First off, don't get pregnant again with him.

He is dominating you and your child.

You need to look long and hard at the environment you have chosen to bring a child into.

One parent insisting their way is king, is awful and will make for a miserable childhood.

Toddlers can be tricky.
The wedding example is ridiculous.

Of course the phone would have distracted him and been the right thing to do.

This man is wrong and he clearly is spoiling your experience of motherhood.

You need to look at your finances and see what you want to do.

But it is reasonable to tell your husband that you are unhappy with HIM and his behaviour and maybe separation is the answer because you are NOT going to tolerate being told that he knows best about YOUR child.

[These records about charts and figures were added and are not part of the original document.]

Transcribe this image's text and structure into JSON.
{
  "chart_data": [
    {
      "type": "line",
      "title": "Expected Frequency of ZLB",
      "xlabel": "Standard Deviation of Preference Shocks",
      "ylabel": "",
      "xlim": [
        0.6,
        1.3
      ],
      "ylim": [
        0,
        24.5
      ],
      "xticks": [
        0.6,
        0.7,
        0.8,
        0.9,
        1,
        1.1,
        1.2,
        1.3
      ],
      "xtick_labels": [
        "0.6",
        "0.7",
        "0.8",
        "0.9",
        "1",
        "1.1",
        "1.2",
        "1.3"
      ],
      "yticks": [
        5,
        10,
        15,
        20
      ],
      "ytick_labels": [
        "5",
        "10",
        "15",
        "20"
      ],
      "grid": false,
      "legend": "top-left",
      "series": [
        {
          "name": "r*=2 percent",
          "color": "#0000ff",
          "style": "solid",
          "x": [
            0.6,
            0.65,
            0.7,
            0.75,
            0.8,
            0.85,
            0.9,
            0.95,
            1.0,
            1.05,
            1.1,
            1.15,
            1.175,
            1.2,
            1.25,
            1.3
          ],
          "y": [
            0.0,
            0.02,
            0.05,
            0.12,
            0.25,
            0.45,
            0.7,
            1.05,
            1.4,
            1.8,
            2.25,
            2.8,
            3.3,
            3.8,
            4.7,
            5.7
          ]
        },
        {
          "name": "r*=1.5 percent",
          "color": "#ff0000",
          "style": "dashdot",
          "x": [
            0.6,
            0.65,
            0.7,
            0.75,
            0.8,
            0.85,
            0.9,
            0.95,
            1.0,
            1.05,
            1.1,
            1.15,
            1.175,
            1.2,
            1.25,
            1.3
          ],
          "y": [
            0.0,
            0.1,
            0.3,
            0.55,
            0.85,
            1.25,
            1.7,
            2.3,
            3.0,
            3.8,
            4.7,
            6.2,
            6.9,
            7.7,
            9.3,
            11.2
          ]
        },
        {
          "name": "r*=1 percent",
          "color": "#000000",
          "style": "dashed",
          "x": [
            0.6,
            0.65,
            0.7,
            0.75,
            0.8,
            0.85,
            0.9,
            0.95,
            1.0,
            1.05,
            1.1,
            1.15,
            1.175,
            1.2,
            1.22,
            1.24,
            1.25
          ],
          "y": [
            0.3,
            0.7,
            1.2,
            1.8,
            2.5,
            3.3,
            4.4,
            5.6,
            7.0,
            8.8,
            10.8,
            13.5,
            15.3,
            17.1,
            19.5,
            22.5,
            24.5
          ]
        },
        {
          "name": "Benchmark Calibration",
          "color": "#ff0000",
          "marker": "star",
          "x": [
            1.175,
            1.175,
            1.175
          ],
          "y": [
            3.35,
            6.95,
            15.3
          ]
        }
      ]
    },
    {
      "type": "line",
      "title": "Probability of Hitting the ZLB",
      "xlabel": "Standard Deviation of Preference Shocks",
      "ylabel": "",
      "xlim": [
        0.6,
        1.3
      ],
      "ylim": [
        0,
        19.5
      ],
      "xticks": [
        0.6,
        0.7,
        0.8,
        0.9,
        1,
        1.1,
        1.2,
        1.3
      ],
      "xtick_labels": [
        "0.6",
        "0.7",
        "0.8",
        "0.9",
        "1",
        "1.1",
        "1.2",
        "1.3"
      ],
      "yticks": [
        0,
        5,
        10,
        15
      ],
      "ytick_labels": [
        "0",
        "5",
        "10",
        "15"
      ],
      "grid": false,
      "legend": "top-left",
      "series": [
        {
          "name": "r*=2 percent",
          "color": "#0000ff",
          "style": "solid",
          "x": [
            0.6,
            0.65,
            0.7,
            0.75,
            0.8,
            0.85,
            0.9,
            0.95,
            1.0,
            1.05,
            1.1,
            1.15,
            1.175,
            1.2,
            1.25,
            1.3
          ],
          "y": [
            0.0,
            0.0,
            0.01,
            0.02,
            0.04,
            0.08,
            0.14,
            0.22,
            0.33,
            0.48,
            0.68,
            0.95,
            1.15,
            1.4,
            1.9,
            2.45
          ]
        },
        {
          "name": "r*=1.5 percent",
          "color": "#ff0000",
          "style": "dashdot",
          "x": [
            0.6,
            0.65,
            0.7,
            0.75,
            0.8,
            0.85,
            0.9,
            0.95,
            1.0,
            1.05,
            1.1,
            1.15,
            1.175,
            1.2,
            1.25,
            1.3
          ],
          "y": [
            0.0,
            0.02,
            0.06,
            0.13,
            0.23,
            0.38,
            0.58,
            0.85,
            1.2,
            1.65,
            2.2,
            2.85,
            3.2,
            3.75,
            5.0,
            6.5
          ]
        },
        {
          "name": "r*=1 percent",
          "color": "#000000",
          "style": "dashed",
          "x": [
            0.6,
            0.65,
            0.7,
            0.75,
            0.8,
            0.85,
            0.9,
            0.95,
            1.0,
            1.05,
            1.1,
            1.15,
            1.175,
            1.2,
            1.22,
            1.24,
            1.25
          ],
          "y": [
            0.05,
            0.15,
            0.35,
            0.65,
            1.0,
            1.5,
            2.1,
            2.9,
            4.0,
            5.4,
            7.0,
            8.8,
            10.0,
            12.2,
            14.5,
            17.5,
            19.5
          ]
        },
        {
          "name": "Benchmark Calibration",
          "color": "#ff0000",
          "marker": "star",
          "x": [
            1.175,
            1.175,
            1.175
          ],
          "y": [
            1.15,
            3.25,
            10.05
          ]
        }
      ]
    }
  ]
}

You need to stand up for yourself and your child.Flowers

staryrainbows · 01/08/2021 14:27

Yes I do need to stand up for us, I just needed the reassurance that I wasn't wrong.

I will speak to him again but I know he won't take it on board. I'm not sure I'm ready to accept that I need to walk away but fully prepared to do so, guess I just need to bite the bullet. Never going to be easy is it. He thinks everyone else is always at fault. If he's in a mood and he snaps at people it's always that persons fault, never his. He was really sharp and unnecessarily harsh on his youngest child the other day, to the point I had to step in even though it was in-front of the child. His son was being irritating and was grating on me which is unusual but still didn't deserve to be shouted at, not in the way he was. It's not raising your voice to make a point, it's cruel and nasty.

He says he was the same with his older children as he is with ours and his ex had no issues with his parenting. But I don't place much value on what his ex believes is acceptable, she has very low standards if what she tolerates from her new partner is anything to go by.

OP posts:
Datsandcogs · 01/08/2021 14:37

Most toddlers tantrum about control. I would give the toddler the choice, “Who’s hand are you going to hold?” Toddler win as they have control, parent win as toddler is safe.